Supplementary Figure 7 Estimating N eff using CV versus f relationship. (a) N eff calculation illustrated for pre-selection Vβ8 TCRs (top), B6-CD4 Vβ6 TCRs (middle) and Bim-CD4 Vβ2 TCRs (bottom). Within each row, the three panels correspond to the three different CDR3 lengths. N eff is calculated independently for each case. Each panel plots the CV vs. frelationship on a log-log scale. The amino acids are distributed across 12-20 frequency bins such that each bin had at least 8 doublets. The black dots correspond to the average CV within each bin and the dashed black line depicts the best fit according to Eq. 3. The colored lines indicate theoretical CV vs. f curves for various population sizes (N=10 3,10 4,10 5,10 6 ) calculated using Eq. 3. The inferred N eff is indicated on each panel, together with the number of raw read counts (N reads ). (b) N eff estimation on simulated data We used simulations to explore how N eff compares with the true population size (when known). We simulated doublet counts by sampling a multinomial distribution based the frequency distribution seen in the B6-CD4 data. This for done for various sample sizes (N (true)) ranging from 500 to 100,000, and for each case we simulated scenarios involving varying number of replicates (n(rep) = 3, 5, 10, 100). For each case, N eff was calculated (y-axis) based on the CV vs. f relationship described by Eq. (3) and illustrated in fig. S9. These simulations show that at n=3 replicates (red line), the computed N eff underestimates the true population size.

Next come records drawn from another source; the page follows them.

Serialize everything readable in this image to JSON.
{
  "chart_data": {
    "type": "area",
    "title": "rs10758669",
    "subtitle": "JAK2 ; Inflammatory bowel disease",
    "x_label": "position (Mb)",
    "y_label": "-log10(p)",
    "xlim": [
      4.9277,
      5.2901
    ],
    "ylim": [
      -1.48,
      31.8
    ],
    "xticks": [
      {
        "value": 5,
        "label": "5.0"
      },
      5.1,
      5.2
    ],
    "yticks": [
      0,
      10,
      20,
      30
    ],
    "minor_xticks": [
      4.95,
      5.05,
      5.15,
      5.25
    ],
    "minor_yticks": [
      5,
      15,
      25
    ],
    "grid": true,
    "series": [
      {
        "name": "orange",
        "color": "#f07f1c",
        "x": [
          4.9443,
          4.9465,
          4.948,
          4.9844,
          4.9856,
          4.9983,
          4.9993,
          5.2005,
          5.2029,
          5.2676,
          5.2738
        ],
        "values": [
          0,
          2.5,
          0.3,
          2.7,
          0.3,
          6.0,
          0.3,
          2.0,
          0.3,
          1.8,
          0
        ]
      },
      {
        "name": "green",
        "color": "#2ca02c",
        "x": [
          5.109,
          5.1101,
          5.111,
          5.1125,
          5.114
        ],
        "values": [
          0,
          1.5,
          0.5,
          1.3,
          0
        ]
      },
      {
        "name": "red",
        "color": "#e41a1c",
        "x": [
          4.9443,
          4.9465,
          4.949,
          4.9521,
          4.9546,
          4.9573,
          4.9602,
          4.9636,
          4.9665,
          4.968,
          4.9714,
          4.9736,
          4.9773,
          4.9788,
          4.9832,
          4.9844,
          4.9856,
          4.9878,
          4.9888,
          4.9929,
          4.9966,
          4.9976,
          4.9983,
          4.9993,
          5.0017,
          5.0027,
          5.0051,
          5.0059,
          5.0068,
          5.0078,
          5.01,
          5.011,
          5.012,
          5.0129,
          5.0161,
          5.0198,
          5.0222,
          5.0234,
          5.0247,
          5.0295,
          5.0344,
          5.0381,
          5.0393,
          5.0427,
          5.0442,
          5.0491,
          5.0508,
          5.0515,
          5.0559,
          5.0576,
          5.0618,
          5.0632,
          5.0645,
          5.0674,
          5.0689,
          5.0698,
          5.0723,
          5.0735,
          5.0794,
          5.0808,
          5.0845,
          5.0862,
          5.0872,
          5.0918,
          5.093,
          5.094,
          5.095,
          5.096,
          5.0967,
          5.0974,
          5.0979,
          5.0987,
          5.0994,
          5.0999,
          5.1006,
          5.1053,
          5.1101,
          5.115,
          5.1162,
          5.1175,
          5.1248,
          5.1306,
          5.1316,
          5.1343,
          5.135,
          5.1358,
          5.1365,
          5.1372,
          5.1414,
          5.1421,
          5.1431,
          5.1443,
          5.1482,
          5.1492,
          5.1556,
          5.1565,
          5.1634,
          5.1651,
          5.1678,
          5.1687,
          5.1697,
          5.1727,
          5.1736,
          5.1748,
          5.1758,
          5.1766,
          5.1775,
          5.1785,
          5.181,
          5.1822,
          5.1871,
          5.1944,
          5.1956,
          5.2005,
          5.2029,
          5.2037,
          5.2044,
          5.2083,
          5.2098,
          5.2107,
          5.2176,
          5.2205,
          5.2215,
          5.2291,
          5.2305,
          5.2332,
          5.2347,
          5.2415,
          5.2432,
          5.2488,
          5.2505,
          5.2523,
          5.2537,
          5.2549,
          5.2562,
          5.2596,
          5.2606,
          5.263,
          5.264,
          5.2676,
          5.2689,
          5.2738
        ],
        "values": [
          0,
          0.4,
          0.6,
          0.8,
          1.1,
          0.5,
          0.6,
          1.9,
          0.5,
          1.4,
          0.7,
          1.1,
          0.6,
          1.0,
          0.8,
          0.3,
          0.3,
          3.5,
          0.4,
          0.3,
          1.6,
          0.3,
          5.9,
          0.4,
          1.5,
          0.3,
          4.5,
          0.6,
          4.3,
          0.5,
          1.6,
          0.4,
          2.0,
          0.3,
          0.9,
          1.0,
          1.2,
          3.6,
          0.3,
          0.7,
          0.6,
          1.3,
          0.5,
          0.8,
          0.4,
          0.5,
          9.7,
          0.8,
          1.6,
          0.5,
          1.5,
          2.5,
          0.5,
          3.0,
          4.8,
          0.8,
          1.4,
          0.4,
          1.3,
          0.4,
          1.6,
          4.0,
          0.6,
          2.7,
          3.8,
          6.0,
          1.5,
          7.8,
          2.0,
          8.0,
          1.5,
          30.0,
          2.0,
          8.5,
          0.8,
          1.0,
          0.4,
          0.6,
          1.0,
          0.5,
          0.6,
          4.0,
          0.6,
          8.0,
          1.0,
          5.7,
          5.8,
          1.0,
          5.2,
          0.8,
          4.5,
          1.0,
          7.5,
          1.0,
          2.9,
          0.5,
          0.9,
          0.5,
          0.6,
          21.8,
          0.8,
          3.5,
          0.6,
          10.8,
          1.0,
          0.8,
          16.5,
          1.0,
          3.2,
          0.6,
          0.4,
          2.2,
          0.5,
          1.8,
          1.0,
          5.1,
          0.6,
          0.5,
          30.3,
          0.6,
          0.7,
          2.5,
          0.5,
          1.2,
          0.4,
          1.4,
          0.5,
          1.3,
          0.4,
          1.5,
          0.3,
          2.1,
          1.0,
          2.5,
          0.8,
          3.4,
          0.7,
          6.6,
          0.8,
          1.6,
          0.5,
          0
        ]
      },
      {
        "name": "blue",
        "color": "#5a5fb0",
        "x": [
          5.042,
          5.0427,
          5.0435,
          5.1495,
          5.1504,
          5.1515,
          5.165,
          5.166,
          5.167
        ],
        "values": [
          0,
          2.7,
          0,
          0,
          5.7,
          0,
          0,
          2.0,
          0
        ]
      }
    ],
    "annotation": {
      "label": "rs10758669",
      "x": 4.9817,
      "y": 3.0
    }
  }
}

Supplementary Figure 8 Bayesian statistical and cooperativity analysis for the identification of differential expression in CDR3β P6-P7 doublet frequencies. (a) The posterior probability distributions (Eqs. (7) and (9)) for doublet frequencies are illustrated for three doublets (FW, AW, GK) across three TCR populations. In each panel, we plot the replicate-specific distributions (red, blue, magenta) and the average distribution (black). (b) The probability distribution of the enrichment factor (Eq. (12)) for three doublets (FW, QK and GM) for three representative comparisons (Left: IA b -activated vs. pre-selection, V β 2, 15-mer, Middle: Bim -/- CD8 + T cells vs. B6 CD8 + T cells, V β 6, 13- mer, Right: B6 CD4 + T cells vs. NOD CD4 + T cells, Vβ6, 13-mer) illustrating significant enrichment, depletion and no change, respectively. The black dashed line corresponds to an enrichment factor of 1. (c) Enrichment factor distributions for doublet FW: Comparison of FW CDR3β doublet enrichment in H-2 D b activated versus preselection TCRs for the 9 different cases, (rows: Vβ8, Vβ6, Vβ2, and columns: CDR3 lengths of 13, 14, 15 amino acids). 6 out of 9 cases show a significant enrichment, while 3 cases, owing to poor statistical power, cannot be called based on our threshold (P(Enrichment) > 0.95). It is noteworthy that in the three non-significant cases, the distribution shows a clear bias to the right. (d) Cooperativity between amino acid distributions at CDR3β P6 and P7: Bar graphs show the Mutual information between the frequency distributions at P6 and P7, MI(P6, P7) expressed as the percentage of the Shannon entropy at P6 (Panel d) or P7 (Panel e). Within each panel, the calculation was performed on the pre-selection TCRs and the MHC-activated TCRs separately (left and right set of bars).